Le contexte fiscal français est abordé mais mériterait plus de développements. PEA, assurance-vie, compte-titres : chaque enveloppe a ses avantages et contraintes. Le livre donne des pistes mais ne constitue pas un guide fiscal complet.

La simplicité revendiquée peut frustrer les lecteurs qui veulent comprendre en profondeur. Comment fonctionnent exactement les ETF ? Quels risques spécifiques présentent-ils ? Le livre survole ces questions pour rester accessible. Le deuxième ouvrage de Petit comble en partie ce manque.

Enfin, la gestion passive a ses détracteurs. Certains économistes s’inquiètent de ce qui se passerait si tout le monde adoptait cette approche : qui fixerait alors les prix des actions ? Cette critique théorique ne remet pas en cause l’intérêt pratique pour un investisseur individuel, mais elle mérite d’être connue.

FAQ

Combien faut-il pour commencer à investir en ETF ?

Quelques centaines d’euros suffisent. Certains courtiers permettent d’acheter des fractions d’ETF, ce qui élimine la contrainte du prix unitaire. L’important est de commencer tôt et d’investir régulièrement, même de petites sommes.

Faut-il des connaissances financières pour appliquer cette méthode ?

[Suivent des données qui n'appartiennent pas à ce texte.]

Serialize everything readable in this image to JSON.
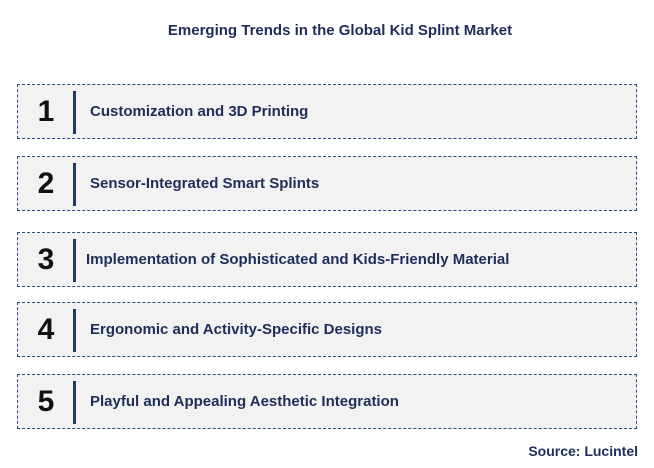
{
  "title": "Emerging Trends in the Global Kid Splint Market",
  "trends": [
    {
      "number": "1",
      "label": "Customization and 3D Printing"
    },
    {
      "number": "2",
      "label": "Sensor-Integrated Smart Splints"
    },
    {
      "number": "3",
      "label": "Implementation of Sophisticated and Kids-Friendly Material"
    },
    {
      "number": "4",
      "label": "Ergonomic and Activity-Specific Designs"
    },
    {
      "number": "5",
      "label": "Playful and Appealing Aesthetic Integration"
    }
  ],
  "source": "Source: Lucintel",
  "colors": {
    "text_primary": "#1f2d5a",
    "box_background": "#f2f2f2",
    "box_border": "#2e4a80",
    "divider": "#1f3a6a"
  }
}
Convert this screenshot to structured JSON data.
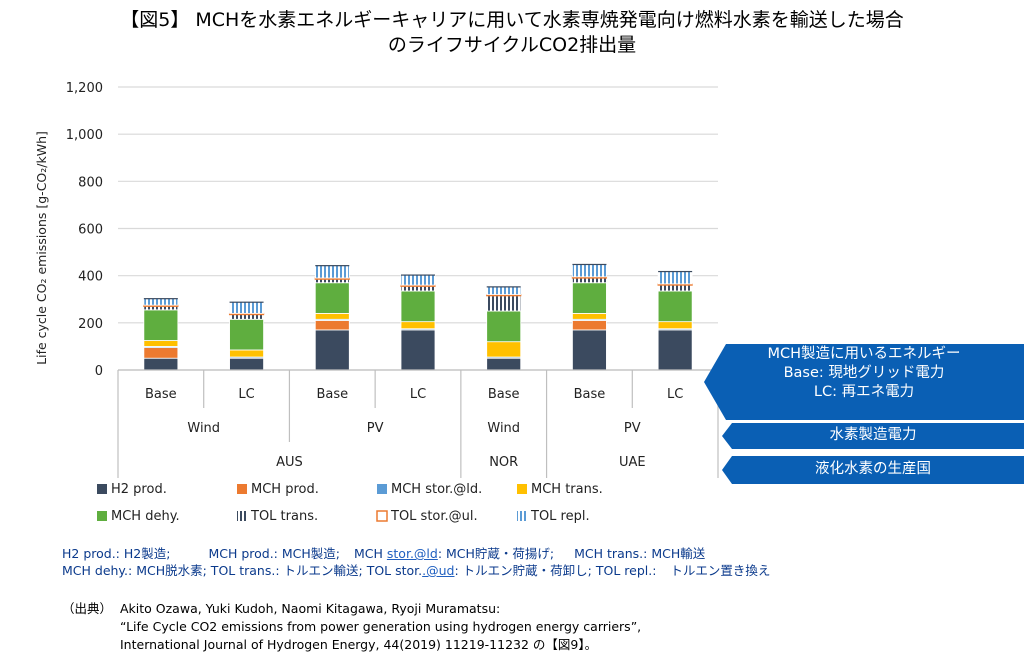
{
  "title": {
    "line1": "【図5】 MCHを水素エネルギーキャリアに用いて水素専焼発電向け燃料水素を輸送した場合",
    "line2": "のライフサイクルCO2排出量"
  },
  "chart_data": {
    "type": "bar",
    "stacked": true,
    "ylabel": "Life cycle CO₂ emissions [g-CO₂/kWh]",
    "ylim": [
      0,
      1200
    ],
    "yticks": [
      "0",
      "200",
      "400",
      "600",
      "800",
      "1,000",
      "1,200"
    ],
    "grid": true,
    "categories": [
      "Base",
      "LC",
      "Base",
      "LC",
      "Base",
      "Base",
      "LC"
    ],
    "groups_source": [
      {
        "label": "Wind",
        "span": [
          0,
          1
        ]
      },
      {
        "label": "PV",
        "span": [
          2,
          3
        ]
      },
      {
        "label": "Wind",
        "span": [
          4,
          4
        ]
      },
      {
        "label": "PV",
        "span": [
          5,
          6
        ]
      }
    ],
    "groups_country": [
      {
        "label": "AUS",
        "span": [
          0,
          3
        ]
      },
      {
        "label": "NOR",
        "span": [
          4,
          4
        ]
      },
      {
        "label": "UAE",
        "span": [
          5,
          6
        ]
      }
    ],
    "legend_placement": "bottom",
    "series": [
      {
        "name": "H2 prod.",
        "color": "#3b4a5f",
        "pattern": "solid",
        "values": [
          50,
          50,
          170,
          170,
          50,
          170,
          170
        ]
      },
      {
        "name": "MCH prod.",
        "color": "#ec7a30",
        "pattern": "solid",
        "values": [
          45,
          0,
          40,
          0,
          0,
          40,
          0
        ]
      },
      {
        "name": "MCH stor.@ld.",
        "color": "#5b9bd5",
        "pattern": "solid",
        "values": [
          5,
          5,
          5,
          5,
          5,
          5,
          5
        ]
      },
      {
        "name": "MCH trans.",
        "color": "#ffc000",
        "pattern": "solid",
        "values": [
          25,
          30,
          25,
          30,
          65,
          25,
          30
        ]
      },
      {
        "name": "MCH dehy.",
        "color": "#5fae3f",
        "pattern": "solid",
        "values": [
          130,
          130,
          130,
          130,
          130,
          130,
          130
        ]
      },
      {
        "name": "TOL trans.",
        "color": "#3b4a5f",
        "pattern": "vstripe",
        "values": [
          15,
          20,
          15,
          20,
          65,
          20,
          25
        ]
      },
      {
        "name": "TOL stor.@ul.",
        "color": "#ec7a30",
        "pattern": "outline",
        "values": [
          5,
          5,
          5,
          5,
          5,
          5,
          5
        ]
      },
      {
        "name": "TOL repl.",
        "color": "#5b9bd5",
        "pattern": "vstripe",
        "values": [
          30,
          50,
          55,
          45,
          35,
          55,
          55
        ]
      }
    ]
  },
  "callouts": {
    "energy_title": "MCH製造に用いるエネルギー",
    "energy_base": "Base:  現地グリッド電力",
    "energy_lc": "LC:  再エネ電力",
    "power": "水素製造電力",
    "country": "液化水素の生産国",
    "color": "#0a5fb4"
  },
  "abbrev": {
    "line1_a": "H2 prod.: H2製造;",
    "line1_b": "MCH prod.: MCH製造;",
    "line1_c": "MCH ",
    "line1_link": "stor.@ld",
    "line1_d": ": MCH貯蔵・荷揚げ;",
    "line1_e": "MCH trans.: MCH輸送",
    "line2_a": "MCH dehy.: MCH脱水素; TOL trans.: トルエン輸送; TOL stor.",
    "line2_link": ".@ud",
    "line2_b": ": トルエン貯蔵・荷卸し;  TOL repl.:",
    "line2_c": "トルエン置き換え"
  },
  "source": {
    "label": "（出典）",
    "line1": "Akito Ozawa, Yuki Kudoh, Naomi Kitagawa, Ryoji Muramatsu:",
    "line2": "“Life Cycle CO2 emissions from power generation using hydrogen energy carriers”,",
    "line3": "International Journal of Hydrogen Energy,  44(2019) 11219-11232 の【図9】。"
  }
}
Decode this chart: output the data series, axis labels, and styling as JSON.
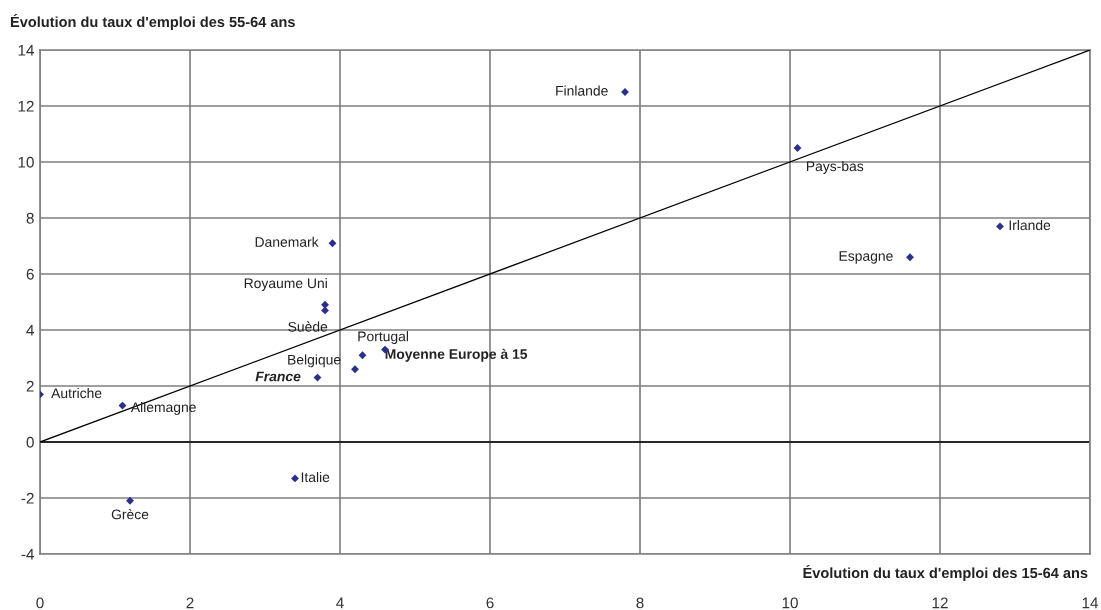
{
  "chart_data": {
    "type": "scatter",
    "ylabel": "Évolution du taux d'emploi des 55-64 ans",
    "xlabel": "Évolution du taux d'emploi des 15-64 ans",
    "xlim": [
      0,
      14
    ],
    "ylim": [
      -4,
      14
    ],
    "xticks": [
      0,
      2,
      4,
      6,
      8,
      10,
      12,
      14
    ],
    "yticks": [
      -4,
      -2,
      0,
      2,
      4,
      6,
      8,
      10,
      12,
      14
    ],
    "grid": true,
    "series": [
      {
        "marker": "diamond",
        "color": "#2b2f8f",
        "x": [
          3.9,
          3.8,
          3.8,
          4.6,
          4.3,
          4.2,
          3.7,
          0,
          1.1,
          1.2,
          3.4,
          7.8,
          10.1,
          11.6,
          12.8
        ],
        "values": [
          7.1,
          4.9,
          4.7,
          3.3,
          3.1,
          2.6,
          2.3,
          1.7,
          1.3,
          -2.1,
          -1.3,
          12.5,
          10.5,
          6.6,
          7.7
        ]
      },
      {
        "type": "line",
        "color": "#000000",
        "x": [
          0,
          14
        ],
        "values": [
          0,
          14
        ]
      }
    ],
    "annotations": [
      {
        "text": "Danemark",
        "x": 3.9,
        "y": 7.1
      },
      {
        "text": "Royaume Uni",
        "x": 3.8,
        "y": 4.9
      },
      {
        "text": "Suède",
        "x": 3.8,
        "y": 4.7
      },
      {
        "text": "Portugal",
        "x": 4.6,
        "y": 3.3
      },
      {
        "text": "Moyenne Europe à 15",
        "x": 4.3,
        "y": 3.1
      },
      {
        "text": "Belgique",
        "x": 4.2,
        "y": 2.6
      },
      {
        "text": "France",
        "x": 3.7,
        "y": 2.3
      },
      {
        "text": "Autriche",
        "x": 0,
        "y": 1.7
      },
      {
        "text": "Allemagne",
        "x": 1.1,
        "y": 1.3
      },
      {
        "text": "Grèce",
        "x": 1.2,
        "y": -2.1
      },
      {
        "text": "Italie",
        "x": 3.4,
        "y": -1.3
      },
      {
        "text": "Finlande",
        "x": 7.8,
        "y": 12.5
      },
      {
        "text": "Pays-bas",
        "x": 10.1,
        "y": 10.5
      },
      {
        "text": "Espagne",
        "x": 11.6,
        "y": 6.6
      },
      {
        "text": "Irlande",
        "x": 12.8,
        "y": 7.7
      }
    ]
  }
}
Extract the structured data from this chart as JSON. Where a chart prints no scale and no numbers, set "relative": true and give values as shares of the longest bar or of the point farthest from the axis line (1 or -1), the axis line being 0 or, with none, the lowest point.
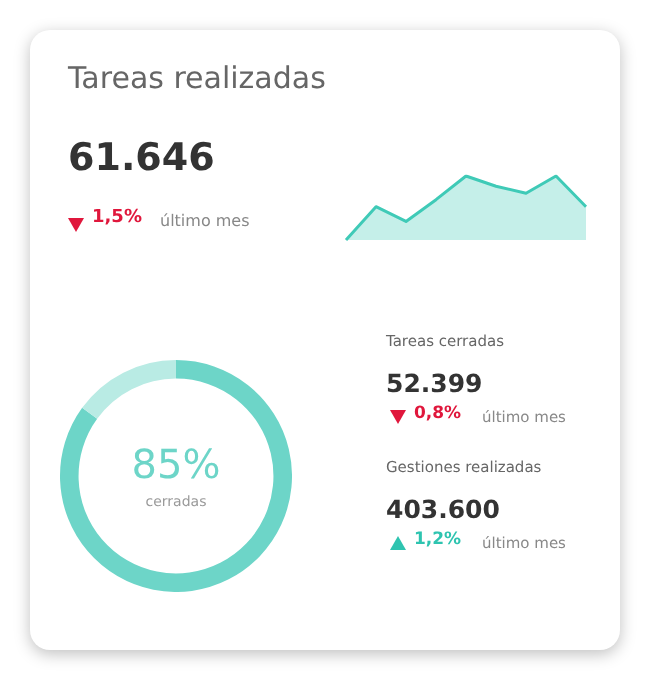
{
  "chart_data": [
    {
      "type": "area",
      "title": "Tareas realizadas",
      "subtitle": "61.646",
      "annotations": [
        "1,5%",
        "último mes"
      ],
      "relative": true,
      "tick_labels": false,
      "legend": false,
      "categories": [
        null,
        null,
        null,
        null,
        null,
        null,
        null,
        null,
        null
      ],
      "series": [
        {
          "color": "#3fcab7",
          "values": [
            0,
            0.52,
            0.29,
            0.63,
            1,
            0.84,
            0.73,
            1,
            0.52
          ]
        }
      ]
    },
    {
      "type": "donut",
      "categories": [
        "cerradas",
        null
      ],
      "values": [
        85,
        15
      ],
      "colors": [
        "#6dd5c8",
        "#b9ebe4"
      ],
      "annotations": [
        "85%"
      ],
      "legend": false
    },
    {
      "type": "other",
      "annotations": [
        "Tareas cerradas",
        "52.399",
        "0,8%",
        "último mes",
        "Gestiones realizadas",
        "403.600",
        "1,2%",
        "último mes"
      ]
    }
  ]
}
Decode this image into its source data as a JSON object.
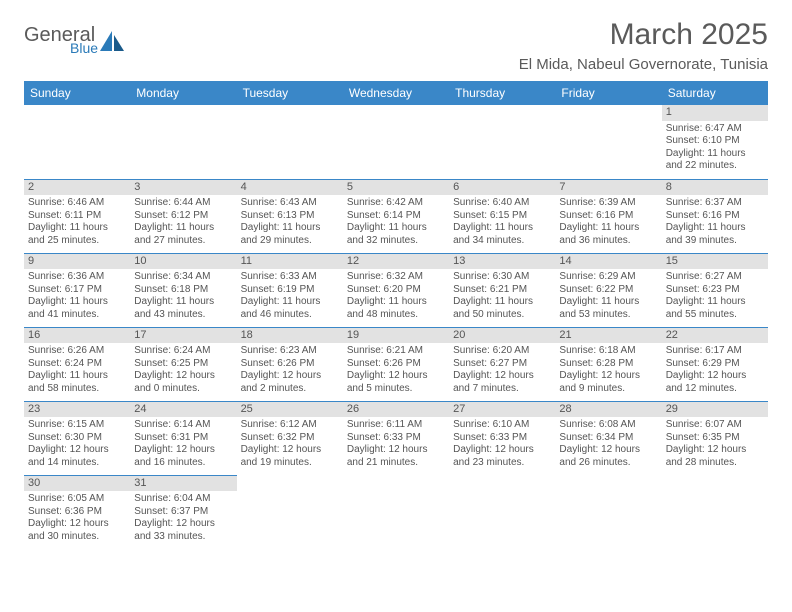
{
  "logo": {
    "text1": "General",
    "text2": "Blue"
  },
  "title": "March 2025",
  "subtitle": "El Mida, Nabeul Governorate, Tunisia",
  "dayHeaders": [
    "Sunday",
    "Monday",
    "Tuesday",
    "Wednesday",
    "Thursday",
    "Friday",
    "Saturday"
  ],
  "colors": {
    "headerBg": "#3a87c8",
    "headerText": "#ffffff",
    "cellBorder": "#3a87c8",
    "dayBg": "#e2e2e2",
    "text": "#555555",
    "logoBlue": "#2a7ab8"
  },
  "weeks": [
    [
      null,
      null,
      null,
      null,
      null,
      null,
      {
        "n": "1",
        "sr": "Sunrise: 6:47 AM",
        "ss": "Sunset: 6:10 PM",
        "dl": "Daylight: 11 hours and 22 minutes."
      }
    ],
    [
      {
        "n": "2",
        "sr": "Sunrise: 6:46 AM",
        "ss": "Sunset: 6:11 PM",
        "dl": "Daylight: 11 hours and 25 minutes."
      },
      {
        "n": "3",
        "sr": "Sunrise: 6:44 AM",
        "ss": "Sunset: 6:12 PM",
        "dl": "Daylight: 11 hours and 27 minutes."
      },
      {
        "n": "4",
        "sr": "Sunrise: 6:43 AM",
        "ss": "Sunset: 6:13 PM",
        "dl": "Daylight: 11 hours and 29 minutes."
      },
      {
        "n": "5",
        "sr": "Sunrise: 6:42 AM",
        "ss": "Sunset: 6:14 PM",
        "dl": "Daylight: 11 hours and 32 minutes."
      },
      {
        "n": "6",
        "sr": "Sunrise: 6:40 AM",
        "ss": "Sunset: 6:15 PM",
        "dl": "Daylight: 11 hours and 34 minutes."
      },
      {
        "n": "7",
        "sr": "Sunrise: 6:39 AM",
        "ss": "Sunset: 6:16 PM",
        "dl": "Daylight: 11 hours and 36 minutes."
      },
      {
        "n": "8",
        "sr": "Sunrise: 6:37 AM",
        "ss": "Sunset: 6:16 PM",
        "dl": "Daylight: 11 hours and 39 minutes."
      }
    ],
    [
      {
        "n": "9",
        "sr": "Sunrise: 6:36 AM",
        "ss": "Sunset: 6:17 PM",
        "dl": "Daylight: 11 hours and 41 minutes."
      },
      {
        "n": "10",
        "sr": "Sunrise: 6:34 AM",
        "ss": "Sunset: 6:18 PM",
        "dl": "Daylight: 11 hours and 43 minutes."
      },
      {
        "n": "11",
        "sr": "Sunrise: 6:33 AM",
        "ss": "Sunset: 6:19 PM",
        "dl": "Daylight: 11 hours and 46 minutes."
      },
      {
        "n": "12",
        "sr": "Sunrise: 6:32 AM",
        "ss": "Sunset: 6:20 PM",
        "dl": "Daylight: 11 hours and 48 minutes."
      },
      {
        "n": "13",
        "sr": "Sunrise: 6:30 AM",
        "ss": "Sunset: 6:21 PM",
        "dl": "Daylight: 11 hours and 50 minutes."
      },
      {
        "n": "14",
        "sr": "Sunrise: 6:29 AM",
        "ss": "Sunset: 6:22 PM",
        "dl": "Daylight: 11 hours and 53 minutes."
      },
      {
        "n": "15",
        "sr": "Sunrise: 6:27 AM",
        "ss": "Sunset: 6:23 PM",
        "dl": "Daylight: 11 hours and 55 minutes."
      }
    ],
    [
      {
        "n": "16",
        "sr": "Sunrise: 6:26 AM",
        "ss": "Sunset: 6:24 PM",
        "dl": "Daylight: 11 hours and 58 minutes."
      },
      {
        "n": "17",
        "sr": "Sunrise: 6:24 AM",
        "ss": "Sunset: 6:25 PM",
        "dl": "Daylight: 12 hours and 0 minutes."
      },
      {
        "n": "18",
        "sr": "Sunrise: 6:23 AM",
        "ss": "Sunset: 6:26 PM",
        "dl": "Daylight: 12 hours and 2 minutes."
      },
      {
        "n": "19",
        "sr": "Sunrise: 6:21 AM",
        "ss": "Sunset: 6:26 PM",
        "dl": "Daylight: 12 hours and 5 minutes."
      },
      {
        "n": "20",
        "sr": "Sunrise: 6:20 AM",
        "ss": "Sunset: 6:27 PM",
        "dl": "Daylight: 12 hours and 7 minutes."
      },
      {
        "n": "21",
        "sr": "Sunrise: 6:18 AM",
        "ss": "Sunset: 6:28 PM",
        "dl": "Daylight: 12 hours and 9 minutes."
      },
      {
        "n": "22",
        "sr": "Sunrise: 6:17 AM",
        "ss": "Sunset: 6:29 PM",
        "dl": "Daylight: 12 hours and 12 minutes."
      }
    ],
    [
      {
        "n": "23",
        "sr": "Sunrise: 6:15 AM",
        "ss": "Sunset: 6:30 PM",
        "dl": "Daylight: 12 hours and 14 minutes."
      },
      {
        "n": "24",
        "sr": "Sunrise: 6:14 AM",
        "ss": "Sunset: 6:31 PM",
        "dl": "Daylight: 12 hours and 16 minutes."
      },
      {
        "n": "25",
        "sr": "Sunrise: 6:12 AM",
        "ss": "Sunset: 6:32 PM",
        "dl": "Daylight: 12 hours and 19 minutes."
      },
      {
        "n": "26",
        "sr": "Sunrise: 6:11 AM",
        "ss": "Sunset: 6:33 PM",
        "dl": "Daylight: 12 hours and 21 minutes."
      },
      {
        "n": "27",
        "sr": "Sunrise: 6:10 AM",
        "ss": "Sunset: 6:33 PM",
        "dl": "Daylight: 12 hours and 23 minutes."
      },
      {
        "n": "28",
        "sr": "Sunrise: 6:08 AM",
        "ss": "Sunset: 6:34 PM",
        "dl": "Daylight: 12 hours and 26 minutes."
      },
      {
        "n": "29",
        "sr": "Sunrise: 6:07 AM",
        "ss": "Sunset: 6:35 PM",
        "dl": "Daylight: 12 hours and 28 minutes."
      }
    ],
    [
      {
        "n": "30",
        "sr": "Sunrise: 6:05 AM",
        "ss": "Sunset: 6:36 PM",
        "dl": "Daylight: 12 hours and 30 minutes."
      },
      {
        "n": "31",
        "sr": "Sunrise: 6:04 AM",
        "ss": "Sunset: 6:37 PM",
        "dl": "Daylight: 12 hours and 33 minutes."
      },
      null,
      null,
      null,
      null,
      null
    ]
  ]
}
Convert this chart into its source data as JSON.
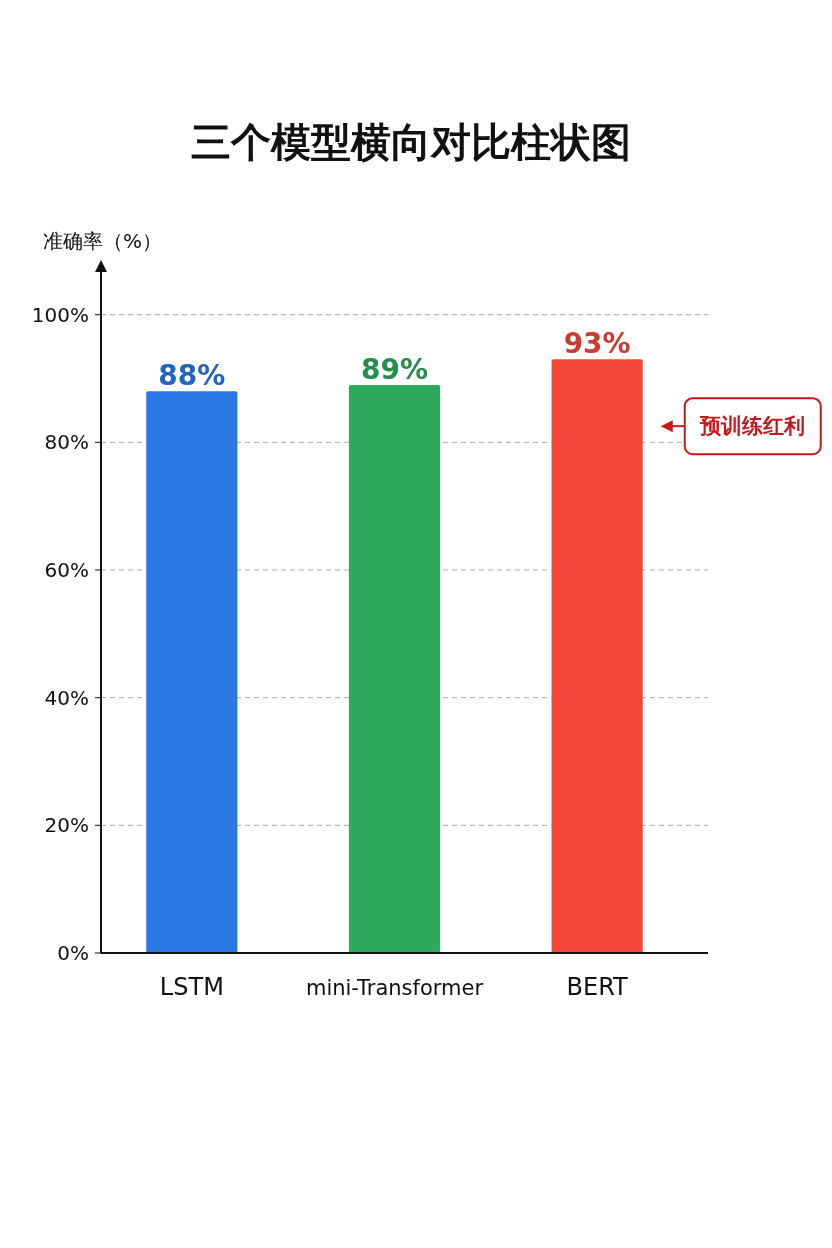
{
  "chart_data": {
    "type": "bar",
    "title": "三个模型横向对比柱状图",
    "ylabel": "准确率（%）",
    "categories": [
      "LSTM",
      "mini-Transformer",
      "BERT"
    ],
    "values": [
      88,
      89,
      93
    ],
    "colors": [
      "#2a78e4",
      "#2eaa5c",
      "#f2463a"
    ],
    "value_labels": [
      "88%",
      "89%",
      "93%"
    ],
    "ylim": [
      0,
      107
    ],
    "yticks": [
      {
        "value": 0,
        "label": "0%"
      },
      {
        "value": 20,
        "label": "20%"
      },
      {
        "value": 40,
        "label": "40%"
      },
      {
        "value": 60,
        "label": "60%"
      },
      {
        "value": 80,
        "label": "80%"
      },
      {
        "value": 100,
        "label": "100%"
      }
    ],
    "grid": "y",
    "annotations": [
      "预训练红利"
    ]
  }
}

Non, c’est précisément l’intérêt. Le livre se lit en moins de deux heures et donne toutes les clés. La mise en œuvre ne demande pas de compétences particulières, juste de la discipline pour maintenir le cap sur le long terme.

Quelle différence avec un PEA ou une assurance-vie ?

Ce sont des enveloppes fiscales, pas des produits d’investissement. On peut loger des ETF dans un PEA ou dans certains contrats d’assurance-vie. Petit recommande de privilégier le PEA pour les actions européennes grâce à sa fiscalité avantageuse après cinq ans.

Les ETF sont-ils risqués ?

Comme tout investissement en actions, ils sont soumis aux fluctuations des marchés. Un ETF mondial peut perdre 30 ou 40% en période de crise. Mais sur vingt ans, les marchés actions ont toujours progressé. Le risque réel dépend de l’horizon d’investissement.

Pourquoi les banques ne proposent-elles pas cette solution ?

Parce qu’elles gagnent beaucoup plus avec les fonds actifs qu’elles commercialisent. Les frais des ETF sont trop faibles pour rémunérer convenablement les réseaux de distribution. D’où l’intérêt de s’informer par soi-même.

Le livre est-il adapté au contexte français ?

Oui, c’est même sa spécificité. Petit écrit pour un public français, avec les enveloppes fiscales françaises, les courtiers accessibles en France, et les contraintes réglementaires locales. Contrairement aux livres américains sur le sujet, pas besoin d’adaptation.

Y a-t-il un suivi après la lecture du livre ?

Le blog epargnant30.fr complète l’ouvrage avec des articles réguliers, des analyses de produits, et une communauté de lecteurs. Le deuxième livre permet d’approfondir pour ceux qui le souhaitent.